Improved personal and domestic hygiene practices are also essential to improve the health status of children. Communities are encouraged to obtain drinking water from safe sources; keep water in clean, covered vessels; and when there are doubts on water quality, boiling is encouraged in order to kill bacteria. Furthermore, washing with soap when handling and cooking food or feeding children is encouraged, along with the protection of food by washing it before consumption; and keeping kitchens and kitchen utensils clean. Sanitation kits containing soap for washing and cleaning materials for toilets and garbage bins have been provided.

An effective child-friendly hygiene programme and new sanitation facilities in schools will stimulate children to develop and use essential hygienic habits.

Policy Making
A policy framework for water supply and environmental sanitation is being developed, which  besides providing water supply and sanitation to areas currently without, will contribute to a reduction in water-borne and water-related diseases and improve the nutritional status of the population in general and children in particular.

Drought Emergency Programme
In response to the drought of 2001 and 2002 in Karakalpakstan and Khorezm, the Government of Japan provided assistance though UNICEF. Assistance brought significant improvements in terms of upgrading of water and sanitation facilities, health reform and improvements in maternal and child health.


The assistance from the Government of Japan and UNICEF provided technical and policy support to strengthen the government’s capacity to plan, design and implement effective evidence-based technical and health system interventions, as well as to identify the necessary actions to be taken at the community level to improve maternal and child health.

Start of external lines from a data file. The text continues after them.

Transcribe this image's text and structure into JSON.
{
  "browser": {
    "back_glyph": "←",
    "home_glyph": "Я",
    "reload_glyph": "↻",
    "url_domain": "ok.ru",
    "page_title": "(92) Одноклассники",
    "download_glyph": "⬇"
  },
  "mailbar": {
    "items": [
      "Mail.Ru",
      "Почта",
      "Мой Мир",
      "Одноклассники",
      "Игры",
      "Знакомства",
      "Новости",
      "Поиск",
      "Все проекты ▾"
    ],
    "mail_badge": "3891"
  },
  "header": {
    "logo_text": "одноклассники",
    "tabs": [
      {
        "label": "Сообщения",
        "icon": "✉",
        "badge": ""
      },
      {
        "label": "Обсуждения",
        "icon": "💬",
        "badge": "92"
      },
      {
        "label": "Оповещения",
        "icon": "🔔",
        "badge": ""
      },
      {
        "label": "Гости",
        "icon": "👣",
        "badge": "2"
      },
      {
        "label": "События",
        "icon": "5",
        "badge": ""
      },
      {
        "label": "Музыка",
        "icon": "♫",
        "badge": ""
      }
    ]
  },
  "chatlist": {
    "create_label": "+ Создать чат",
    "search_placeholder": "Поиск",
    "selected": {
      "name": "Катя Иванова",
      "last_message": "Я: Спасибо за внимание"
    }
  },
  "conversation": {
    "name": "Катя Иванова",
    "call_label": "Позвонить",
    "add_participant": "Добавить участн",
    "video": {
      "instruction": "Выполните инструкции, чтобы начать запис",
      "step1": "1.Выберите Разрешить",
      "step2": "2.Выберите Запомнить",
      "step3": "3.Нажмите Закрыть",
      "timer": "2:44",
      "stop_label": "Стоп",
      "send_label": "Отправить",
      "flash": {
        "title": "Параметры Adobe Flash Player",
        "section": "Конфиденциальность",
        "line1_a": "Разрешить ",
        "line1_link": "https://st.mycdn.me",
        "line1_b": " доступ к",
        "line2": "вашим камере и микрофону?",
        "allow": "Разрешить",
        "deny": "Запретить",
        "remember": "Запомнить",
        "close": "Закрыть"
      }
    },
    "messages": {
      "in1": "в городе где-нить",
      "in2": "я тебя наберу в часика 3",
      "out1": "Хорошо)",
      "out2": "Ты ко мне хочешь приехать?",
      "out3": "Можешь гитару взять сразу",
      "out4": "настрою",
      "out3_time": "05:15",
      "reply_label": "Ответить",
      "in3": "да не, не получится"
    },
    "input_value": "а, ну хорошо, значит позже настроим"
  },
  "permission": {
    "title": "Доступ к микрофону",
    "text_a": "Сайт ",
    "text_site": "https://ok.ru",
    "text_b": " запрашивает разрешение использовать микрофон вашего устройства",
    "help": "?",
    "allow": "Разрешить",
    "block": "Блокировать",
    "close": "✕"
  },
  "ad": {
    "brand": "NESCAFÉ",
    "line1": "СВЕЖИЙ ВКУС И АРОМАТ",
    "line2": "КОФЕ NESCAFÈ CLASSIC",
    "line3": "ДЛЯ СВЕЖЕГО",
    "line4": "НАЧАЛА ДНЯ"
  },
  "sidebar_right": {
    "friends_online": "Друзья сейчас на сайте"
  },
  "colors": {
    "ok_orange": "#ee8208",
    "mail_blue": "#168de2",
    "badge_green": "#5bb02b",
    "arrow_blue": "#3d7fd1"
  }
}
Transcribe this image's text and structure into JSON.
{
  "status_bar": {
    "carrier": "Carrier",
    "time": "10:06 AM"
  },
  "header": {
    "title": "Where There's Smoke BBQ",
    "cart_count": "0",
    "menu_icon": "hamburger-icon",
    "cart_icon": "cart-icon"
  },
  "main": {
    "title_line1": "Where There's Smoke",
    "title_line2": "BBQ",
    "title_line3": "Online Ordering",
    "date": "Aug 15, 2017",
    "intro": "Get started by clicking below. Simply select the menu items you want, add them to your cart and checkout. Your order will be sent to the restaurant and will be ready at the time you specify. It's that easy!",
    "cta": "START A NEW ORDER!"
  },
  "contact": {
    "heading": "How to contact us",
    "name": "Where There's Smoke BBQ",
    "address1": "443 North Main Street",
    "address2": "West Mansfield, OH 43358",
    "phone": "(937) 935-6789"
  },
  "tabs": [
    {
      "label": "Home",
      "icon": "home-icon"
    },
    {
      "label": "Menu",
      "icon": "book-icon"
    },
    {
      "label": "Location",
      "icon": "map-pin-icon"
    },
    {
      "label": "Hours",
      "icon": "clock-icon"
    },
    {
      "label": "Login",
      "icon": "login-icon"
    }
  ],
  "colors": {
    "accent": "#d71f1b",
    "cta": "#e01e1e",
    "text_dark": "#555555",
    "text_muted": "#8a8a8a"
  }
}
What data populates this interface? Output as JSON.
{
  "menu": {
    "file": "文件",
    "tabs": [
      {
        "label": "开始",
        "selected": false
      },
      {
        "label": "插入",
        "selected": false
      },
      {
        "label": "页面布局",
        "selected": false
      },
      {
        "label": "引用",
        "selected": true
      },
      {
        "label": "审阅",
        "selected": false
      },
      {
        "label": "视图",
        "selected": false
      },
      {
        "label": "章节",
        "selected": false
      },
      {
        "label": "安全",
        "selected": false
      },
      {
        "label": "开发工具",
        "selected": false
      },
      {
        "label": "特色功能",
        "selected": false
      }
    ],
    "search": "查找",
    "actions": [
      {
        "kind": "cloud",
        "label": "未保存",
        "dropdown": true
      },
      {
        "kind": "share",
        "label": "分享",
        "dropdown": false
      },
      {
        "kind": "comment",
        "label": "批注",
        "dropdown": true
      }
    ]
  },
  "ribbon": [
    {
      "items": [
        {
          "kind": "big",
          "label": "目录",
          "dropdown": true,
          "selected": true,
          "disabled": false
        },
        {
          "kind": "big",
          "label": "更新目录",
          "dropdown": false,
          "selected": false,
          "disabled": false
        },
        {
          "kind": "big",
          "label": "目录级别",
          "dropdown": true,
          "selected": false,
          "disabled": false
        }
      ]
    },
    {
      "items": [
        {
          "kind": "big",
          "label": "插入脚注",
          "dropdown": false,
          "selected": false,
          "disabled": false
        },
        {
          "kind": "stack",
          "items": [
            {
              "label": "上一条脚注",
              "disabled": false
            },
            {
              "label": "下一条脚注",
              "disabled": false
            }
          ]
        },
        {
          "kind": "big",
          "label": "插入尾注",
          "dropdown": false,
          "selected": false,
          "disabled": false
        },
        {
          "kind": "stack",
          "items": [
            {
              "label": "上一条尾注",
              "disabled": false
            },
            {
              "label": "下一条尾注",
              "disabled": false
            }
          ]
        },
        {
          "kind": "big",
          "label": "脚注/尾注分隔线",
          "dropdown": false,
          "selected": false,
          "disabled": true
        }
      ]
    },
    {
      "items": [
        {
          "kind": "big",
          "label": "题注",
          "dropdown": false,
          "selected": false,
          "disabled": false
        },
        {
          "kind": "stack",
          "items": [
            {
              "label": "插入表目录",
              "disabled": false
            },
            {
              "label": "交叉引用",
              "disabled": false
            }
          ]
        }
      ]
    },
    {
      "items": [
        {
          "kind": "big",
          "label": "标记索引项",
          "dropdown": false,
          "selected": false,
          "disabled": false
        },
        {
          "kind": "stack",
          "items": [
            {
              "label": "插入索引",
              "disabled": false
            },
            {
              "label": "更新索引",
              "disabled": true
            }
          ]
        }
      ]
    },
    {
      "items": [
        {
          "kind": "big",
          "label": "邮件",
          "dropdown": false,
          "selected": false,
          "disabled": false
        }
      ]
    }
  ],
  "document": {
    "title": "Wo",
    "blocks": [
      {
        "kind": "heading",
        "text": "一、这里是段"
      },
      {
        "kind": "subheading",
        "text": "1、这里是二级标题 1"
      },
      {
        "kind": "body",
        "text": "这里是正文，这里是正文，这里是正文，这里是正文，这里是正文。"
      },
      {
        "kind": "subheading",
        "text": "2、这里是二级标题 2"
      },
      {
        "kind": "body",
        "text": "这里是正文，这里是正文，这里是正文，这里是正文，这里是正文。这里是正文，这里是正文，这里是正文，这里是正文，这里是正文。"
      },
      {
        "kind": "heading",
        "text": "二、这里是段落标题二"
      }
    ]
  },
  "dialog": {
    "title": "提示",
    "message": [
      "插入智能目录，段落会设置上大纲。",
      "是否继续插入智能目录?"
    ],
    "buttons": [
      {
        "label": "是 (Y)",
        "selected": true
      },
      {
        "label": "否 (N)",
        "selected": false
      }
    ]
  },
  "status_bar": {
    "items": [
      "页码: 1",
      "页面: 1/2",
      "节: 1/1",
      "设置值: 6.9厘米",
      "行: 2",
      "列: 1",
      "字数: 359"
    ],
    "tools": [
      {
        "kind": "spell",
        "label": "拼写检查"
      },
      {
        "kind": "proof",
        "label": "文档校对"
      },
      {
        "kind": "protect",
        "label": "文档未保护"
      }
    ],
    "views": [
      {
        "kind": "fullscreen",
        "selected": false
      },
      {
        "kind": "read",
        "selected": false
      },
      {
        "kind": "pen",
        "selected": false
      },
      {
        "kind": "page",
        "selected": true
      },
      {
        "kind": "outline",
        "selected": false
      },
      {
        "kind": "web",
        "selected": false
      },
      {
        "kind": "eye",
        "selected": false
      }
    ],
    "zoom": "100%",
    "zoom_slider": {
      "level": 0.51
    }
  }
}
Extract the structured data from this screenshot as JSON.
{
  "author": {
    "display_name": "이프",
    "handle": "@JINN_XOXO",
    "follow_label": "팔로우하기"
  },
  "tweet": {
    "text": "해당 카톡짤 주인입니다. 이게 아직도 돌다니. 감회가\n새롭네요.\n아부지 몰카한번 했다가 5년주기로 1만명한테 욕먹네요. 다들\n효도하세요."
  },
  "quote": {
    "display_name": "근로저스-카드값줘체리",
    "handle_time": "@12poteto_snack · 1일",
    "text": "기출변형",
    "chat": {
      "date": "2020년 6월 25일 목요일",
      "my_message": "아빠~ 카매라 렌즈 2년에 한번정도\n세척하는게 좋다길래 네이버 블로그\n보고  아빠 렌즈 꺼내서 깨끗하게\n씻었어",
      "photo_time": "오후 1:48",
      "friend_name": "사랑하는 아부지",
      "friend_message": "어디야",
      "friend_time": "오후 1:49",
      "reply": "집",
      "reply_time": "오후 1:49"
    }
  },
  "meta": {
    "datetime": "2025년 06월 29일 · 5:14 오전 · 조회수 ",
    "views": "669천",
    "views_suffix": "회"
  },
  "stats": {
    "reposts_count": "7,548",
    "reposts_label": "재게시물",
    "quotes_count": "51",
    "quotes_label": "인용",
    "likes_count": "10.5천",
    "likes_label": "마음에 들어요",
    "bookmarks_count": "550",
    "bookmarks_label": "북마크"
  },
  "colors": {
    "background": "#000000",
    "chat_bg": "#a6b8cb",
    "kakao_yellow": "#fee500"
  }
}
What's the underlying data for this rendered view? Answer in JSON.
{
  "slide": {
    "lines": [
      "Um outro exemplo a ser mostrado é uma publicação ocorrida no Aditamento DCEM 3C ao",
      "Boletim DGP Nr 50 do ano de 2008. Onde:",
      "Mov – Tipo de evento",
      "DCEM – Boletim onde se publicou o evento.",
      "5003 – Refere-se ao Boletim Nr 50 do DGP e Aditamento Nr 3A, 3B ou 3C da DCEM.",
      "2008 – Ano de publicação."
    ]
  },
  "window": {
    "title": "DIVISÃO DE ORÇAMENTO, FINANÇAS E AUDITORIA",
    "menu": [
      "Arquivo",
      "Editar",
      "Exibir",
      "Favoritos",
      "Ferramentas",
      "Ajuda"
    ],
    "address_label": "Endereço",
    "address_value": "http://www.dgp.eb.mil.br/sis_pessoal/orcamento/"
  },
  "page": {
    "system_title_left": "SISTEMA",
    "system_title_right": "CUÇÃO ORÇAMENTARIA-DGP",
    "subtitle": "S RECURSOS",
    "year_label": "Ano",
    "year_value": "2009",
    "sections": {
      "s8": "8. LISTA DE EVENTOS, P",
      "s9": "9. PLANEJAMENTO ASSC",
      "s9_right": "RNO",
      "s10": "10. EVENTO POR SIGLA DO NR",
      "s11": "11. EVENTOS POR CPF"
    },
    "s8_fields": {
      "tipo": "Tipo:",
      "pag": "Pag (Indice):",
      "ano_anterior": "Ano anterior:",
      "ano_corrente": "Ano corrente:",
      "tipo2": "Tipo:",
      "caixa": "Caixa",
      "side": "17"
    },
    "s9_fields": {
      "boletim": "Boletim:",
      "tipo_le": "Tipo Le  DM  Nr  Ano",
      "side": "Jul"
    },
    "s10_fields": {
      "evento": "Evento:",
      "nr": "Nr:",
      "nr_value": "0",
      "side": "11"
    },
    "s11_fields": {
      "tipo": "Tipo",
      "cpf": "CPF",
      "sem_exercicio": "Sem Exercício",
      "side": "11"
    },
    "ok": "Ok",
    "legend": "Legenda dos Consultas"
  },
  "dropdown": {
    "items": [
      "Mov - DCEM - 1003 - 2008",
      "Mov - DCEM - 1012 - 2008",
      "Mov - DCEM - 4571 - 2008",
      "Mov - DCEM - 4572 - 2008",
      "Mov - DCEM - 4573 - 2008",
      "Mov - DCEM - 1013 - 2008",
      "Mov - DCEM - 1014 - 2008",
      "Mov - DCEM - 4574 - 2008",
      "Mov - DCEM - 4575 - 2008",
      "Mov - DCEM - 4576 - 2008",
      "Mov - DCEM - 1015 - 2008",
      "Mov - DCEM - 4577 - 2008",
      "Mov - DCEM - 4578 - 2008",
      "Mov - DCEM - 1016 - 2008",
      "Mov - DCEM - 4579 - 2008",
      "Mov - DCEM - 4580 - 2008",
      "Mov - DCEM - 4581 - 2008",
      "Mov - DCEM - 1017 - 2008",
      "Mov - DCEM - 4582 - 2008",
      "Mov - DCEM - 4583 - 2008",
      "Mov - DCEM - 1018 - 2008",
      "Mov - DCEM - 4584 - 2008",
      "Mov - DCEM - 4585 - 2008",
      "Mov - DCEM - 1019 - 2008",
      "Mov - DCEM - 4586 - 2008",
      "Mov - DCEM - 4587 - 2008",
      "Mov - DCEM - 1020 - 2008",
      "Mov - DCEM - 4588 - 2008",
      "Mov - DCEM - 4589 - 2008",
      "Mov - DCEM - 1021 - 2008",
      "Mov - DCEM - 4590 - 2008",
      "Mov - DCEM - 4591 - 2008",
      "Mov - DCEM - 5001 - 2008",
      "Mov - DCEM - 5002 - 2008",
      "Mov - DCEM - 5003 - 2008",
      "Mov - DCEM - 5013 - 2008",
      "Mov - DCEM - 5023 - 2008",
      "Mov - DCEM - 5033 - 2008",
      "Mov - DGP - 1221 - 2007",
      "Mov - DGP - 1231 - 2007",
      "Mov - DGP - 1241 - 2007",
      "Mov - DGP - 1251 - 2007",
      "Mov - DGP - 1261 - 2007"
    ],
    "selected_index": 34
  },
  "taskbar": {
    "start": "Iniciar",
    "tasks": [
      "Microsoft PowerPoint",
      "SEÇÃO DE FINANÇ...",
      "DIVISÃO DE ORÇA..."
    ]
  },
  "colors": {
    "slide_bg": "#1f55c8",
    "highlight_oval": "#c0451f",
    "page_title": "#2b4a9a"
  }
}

These initiatives, which have continued after the end of the Japanese funding, have had a significant impact upon maternal and child heath:  improving rates of exclusive breastfeeding of infants aged between 0 and 6 months; improving the knowledge of health workers, professionals and parents, the latter in recognizing danger symptoms and seeking medical services immediately, to prevent child death (According to Ministry of Health statistics, the results of interventions were a decrease of infant mortality within 24 hours by 47.6% and reduction of infant mortality at household level by 52%); and provision of iron supplementation to women and girls between the ages of 12-39  (resulting in an average increase of haemoglobin levels of 30% and a decrease of post-partum haemorrhage and other complications of pregnancy due to iron deficiency, according to Ministry of Health data).

Water and Sanitation facilities have been improved, through training and promotion of better hygiene practices among households; introduction of new water seal technology toilets in schools and homes; and the upgrading of water sources in schools.

Without access to clean water, and improved hygiene and sanitation facilities, the children of Uzbekistan face a bleak future, one in which they are increasingly exposed to illnesses and diseases that are preventable. With infant mortality at 5 times the rate of Western European countries, the future for many children is threatened.

UNICEF, our partners and our donors are providing a better future for the children of Uzbekistan and our programme of activities has already had a major impact: providing water and sanitation facilities to areas previously without; contributing to a reduction in water-borne and water-related diseases; and improving the nutritional status of the population in general and children in particular.